As I read House of the Spirits, I kept thinking how a college professor could dedicate an entire class to just this book. You could spend weeks dissecting the book itself: the way Allende brings the characters to life, giving everyone main character energy, even if they only join the story for a few pages; her lush style of writing (you could easily spend an entire class just debating her use of foreshadowing); and how she deftly combines an epic family drama with political history. But then you could use House of the Spirits as a launching pad to discuss magical realism, South American literature, and the role of literature in the world. (Please tell me someone has been teaching this class, and then please let me audit it.)

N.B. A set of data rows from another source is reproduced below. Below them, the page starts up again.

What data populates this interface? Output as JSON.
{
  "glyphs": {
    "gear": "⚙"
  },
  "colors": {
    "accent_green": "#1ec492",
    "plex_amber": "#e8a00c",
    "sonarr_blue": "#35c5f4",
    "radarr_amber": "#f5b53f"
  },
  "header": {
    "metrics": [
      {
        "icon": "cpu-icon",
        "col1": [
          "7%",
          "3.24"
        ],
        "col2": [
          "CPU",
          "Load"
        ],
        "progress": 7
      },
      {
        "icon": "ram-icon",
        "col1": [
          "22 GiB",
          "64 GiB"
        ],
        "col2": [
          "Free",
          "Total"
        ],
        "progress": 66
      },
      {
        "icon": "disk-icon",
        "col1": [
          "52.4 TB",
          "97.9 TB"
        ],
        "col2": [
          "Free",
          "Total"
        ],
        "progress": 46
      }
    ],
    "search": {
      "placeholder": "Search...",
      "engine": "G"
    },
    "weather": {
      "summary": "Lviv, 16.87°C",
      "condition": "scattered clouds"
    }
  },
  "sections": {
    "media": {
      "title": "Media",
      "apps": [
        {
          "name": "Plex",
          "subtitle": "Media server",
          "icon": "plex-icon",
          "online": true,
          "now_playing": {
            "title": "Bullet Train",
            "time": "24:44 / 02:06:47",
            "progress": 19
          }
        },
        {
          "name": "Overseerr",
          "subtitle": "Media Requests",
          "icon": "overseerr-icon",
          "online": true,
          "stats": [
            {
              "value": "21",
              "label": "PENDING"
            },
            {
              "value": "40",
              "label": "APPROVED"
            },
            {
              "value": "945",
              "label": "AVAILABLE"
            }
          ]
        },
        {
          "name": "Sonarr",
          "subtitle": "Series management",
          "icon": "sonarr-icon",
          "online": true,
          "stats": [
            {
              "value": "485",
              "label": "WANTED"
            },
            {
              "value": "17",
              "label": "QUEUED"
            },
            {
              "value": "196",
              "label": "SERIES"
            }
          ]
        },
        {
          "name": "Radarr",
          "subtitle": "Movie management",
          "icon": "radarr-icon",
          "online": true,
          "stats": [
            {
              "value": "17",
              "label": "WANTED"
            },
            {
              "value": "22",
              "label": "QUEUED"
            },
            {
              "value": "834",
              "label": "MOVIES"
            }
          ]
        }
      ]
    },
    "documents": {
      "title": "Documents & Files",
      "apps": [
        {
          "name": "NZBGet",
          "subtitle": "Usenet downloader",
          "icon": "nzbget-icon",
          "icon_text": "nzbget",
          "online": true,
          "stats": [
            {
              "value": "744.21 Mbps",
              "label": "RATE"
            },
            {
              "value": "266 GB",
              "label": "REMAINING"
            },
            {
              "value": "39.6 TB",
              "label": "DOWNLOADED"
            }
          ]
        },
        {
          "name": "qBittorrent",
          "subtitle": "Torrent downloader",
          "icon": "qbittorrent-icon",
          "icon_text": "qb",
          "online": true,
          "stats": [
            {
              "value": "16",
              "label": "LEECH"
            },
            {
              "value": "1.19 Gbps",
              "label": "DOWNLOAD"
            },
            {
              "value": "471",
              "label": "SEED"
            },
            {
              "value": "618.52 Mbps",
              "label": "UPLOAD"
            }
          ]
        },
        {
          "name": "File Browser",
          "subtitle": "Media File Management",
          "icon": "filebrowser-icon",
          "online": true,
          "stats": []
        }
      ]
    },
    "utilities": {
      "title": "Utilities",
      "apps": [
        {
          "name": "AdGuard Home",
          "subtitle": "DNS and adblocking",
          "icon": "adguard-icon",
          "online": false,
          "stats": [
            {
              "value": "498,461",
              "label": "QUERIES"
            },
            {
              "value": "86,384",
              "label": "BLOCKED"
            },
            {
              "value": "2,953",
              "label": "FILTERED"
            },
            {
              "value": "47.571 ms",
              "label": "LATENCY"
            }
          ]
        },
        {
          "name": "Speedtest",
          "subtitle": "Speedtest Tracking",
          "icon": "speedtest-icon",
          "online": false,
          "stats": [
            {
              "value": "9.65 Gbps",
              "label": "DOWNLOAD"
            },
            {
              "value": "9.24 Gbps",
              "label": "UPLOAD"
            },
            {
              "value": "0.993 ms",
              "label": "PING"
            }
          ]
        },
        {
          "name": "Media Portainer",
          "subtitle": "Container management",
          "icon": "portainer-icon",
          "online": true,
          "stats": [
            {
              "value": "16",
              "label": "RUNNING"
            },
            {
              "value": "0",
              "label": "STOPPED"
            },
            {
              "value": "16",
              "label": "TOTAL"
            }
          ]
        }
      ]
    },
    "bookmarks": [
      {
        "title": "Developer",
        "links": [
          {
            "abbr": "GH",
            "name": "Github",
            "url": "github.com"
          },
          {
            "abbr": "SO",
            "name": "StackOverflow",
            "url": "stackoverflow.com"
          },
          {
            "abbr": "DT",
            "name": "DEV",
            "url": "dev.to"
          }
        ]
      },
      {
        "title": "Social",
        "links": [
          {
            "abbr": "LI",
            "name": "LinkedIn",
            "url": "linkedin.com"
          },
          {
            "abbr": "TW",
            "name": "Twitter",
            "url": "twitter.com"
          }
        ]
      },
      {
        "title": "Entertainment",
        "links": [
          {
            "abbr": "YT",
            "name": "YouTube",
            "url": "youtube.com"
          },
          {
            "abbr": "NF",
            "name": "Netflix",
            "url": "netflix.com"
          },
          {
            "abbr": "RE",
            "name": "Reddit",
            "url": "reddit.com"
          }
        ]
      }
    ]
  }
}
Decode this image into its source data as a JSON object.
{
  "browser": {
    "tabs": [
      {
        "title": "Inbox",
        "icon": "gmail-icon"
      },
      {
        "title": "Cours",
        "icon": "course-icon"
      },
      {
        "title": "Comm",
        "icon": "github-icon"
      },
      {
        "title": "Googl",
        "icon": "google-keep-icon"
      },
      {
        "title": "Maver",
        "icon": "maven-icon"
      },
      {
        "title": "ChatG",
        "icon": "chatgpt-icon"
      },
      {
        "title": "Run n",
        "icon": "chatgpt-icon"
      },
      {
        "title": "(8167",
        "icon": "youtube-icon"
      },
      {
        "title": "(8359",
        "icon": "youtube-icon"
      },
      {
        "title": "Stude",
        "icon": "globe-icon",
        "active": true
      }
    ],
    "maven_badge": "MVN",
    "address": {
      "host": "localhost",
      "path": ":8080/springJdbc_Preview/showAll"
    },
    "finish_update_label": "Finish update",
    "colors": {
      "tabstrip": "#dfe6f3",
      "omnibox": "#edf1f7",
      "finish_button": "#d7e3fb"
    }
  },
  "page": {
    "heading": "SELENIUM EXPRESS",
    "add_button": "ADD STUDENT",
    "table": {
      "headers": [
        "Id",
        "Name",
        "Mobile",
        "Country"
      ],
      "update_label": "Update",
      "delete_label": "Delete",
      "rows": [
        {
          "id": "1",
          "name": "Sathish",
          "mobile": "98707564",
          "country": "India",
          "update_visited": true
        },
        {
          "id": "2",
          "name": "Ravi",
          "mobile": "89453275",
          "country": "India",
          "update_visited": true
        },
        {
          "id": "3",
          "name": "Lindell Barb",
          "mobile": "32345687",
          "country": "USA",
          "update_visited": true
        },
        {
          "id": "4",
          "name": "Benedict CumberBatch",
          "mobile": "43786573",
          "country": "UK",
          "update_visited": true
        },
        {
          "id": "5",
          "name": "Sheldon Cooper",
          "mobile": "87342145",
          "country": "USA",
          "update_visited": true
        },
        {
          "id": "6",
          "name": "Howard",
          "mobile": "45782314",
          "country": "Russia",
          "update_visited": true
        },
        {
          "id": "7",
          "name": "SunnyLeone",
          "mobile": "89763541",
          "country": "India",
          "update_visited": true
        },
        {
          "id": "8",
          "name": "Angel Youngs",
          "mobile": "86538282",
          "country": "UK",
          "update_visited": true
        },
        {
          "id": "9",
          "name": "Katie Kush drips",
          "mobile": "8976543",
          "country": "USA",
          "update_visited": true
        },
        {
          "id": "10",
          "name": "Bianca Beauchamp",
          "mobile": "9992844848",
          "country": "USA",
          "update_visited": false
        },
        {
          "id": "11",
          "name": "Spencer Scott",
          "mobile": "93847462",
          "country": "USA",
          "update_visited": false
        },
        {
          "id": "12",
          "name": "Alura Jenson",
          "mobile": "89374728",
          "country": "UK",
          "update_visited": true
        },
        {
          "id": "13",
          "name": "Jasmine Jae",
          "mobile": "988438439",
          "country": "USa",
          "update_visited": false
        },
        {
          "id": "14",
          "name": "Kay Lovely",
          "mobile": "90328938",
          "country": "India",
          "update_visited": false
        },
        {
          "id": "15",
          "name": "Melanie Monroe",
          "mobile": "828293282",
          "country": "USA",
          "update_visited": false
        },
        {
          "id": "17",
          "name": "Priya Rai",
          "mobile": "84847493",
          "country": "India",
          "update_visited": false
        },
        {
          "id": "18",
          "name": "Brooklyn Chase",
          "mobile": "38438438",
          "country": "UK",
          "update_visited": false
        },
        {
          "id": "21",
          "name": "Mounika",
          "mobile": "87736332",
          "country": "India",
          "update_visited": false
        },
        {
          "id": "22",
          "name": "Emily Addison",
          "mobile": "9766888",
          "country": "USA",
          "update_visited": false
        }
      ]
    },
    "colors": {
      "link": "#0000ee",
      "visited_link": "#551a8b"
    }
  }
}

But, as much as I think you could spend an entire college semester dissecting this book, you could just as easily read it in a hammock during your tropical vacation and let the lush descriptions carry you away. That’s the brilliance of Isabel Allende. She can let you enjoy a intriguing, scandalous soap opera while drinking a fruity beverage out of a coconut shell and she can also inspire you to rethink your understanding of the world.
Here’s something I did not know when I read House of the Spirits in high school: it’s autobiographical! Isabel Allende started writing it as a letter to her dying grandfather! Her uncle was Chilean President Salvador Allende, who was assassinated in 1973 during a military coup. How wild is that? You know how movie blu-rays often include a version with the director and actors comments about the making of the film? I want something like that for House of the Spirits! Maybe Isabel Allende could host a podcast and in each episode, she goes through a chapter of the book and explains the real life inspiration behind the characters, setting, etc. (Just sending this out to the Universe…)
A movie version of House of the Spirits was made in the 1990s but it stars Meryl Streep, Jeremy Irons, Glenn Close, and Winona Ryder. I love all those actors, but I don’t love the idea of watching them in a Chilean story. (Seriously–Winona-Fucking-Ryder?) A few years ago, Eva Longoria was reported to be headlining a reboot of House of the Spirits for Hulu, but I can’t find any recent reporting about that. Fingers crossed someone brings this story to television someday! It would make such a fantastic drama.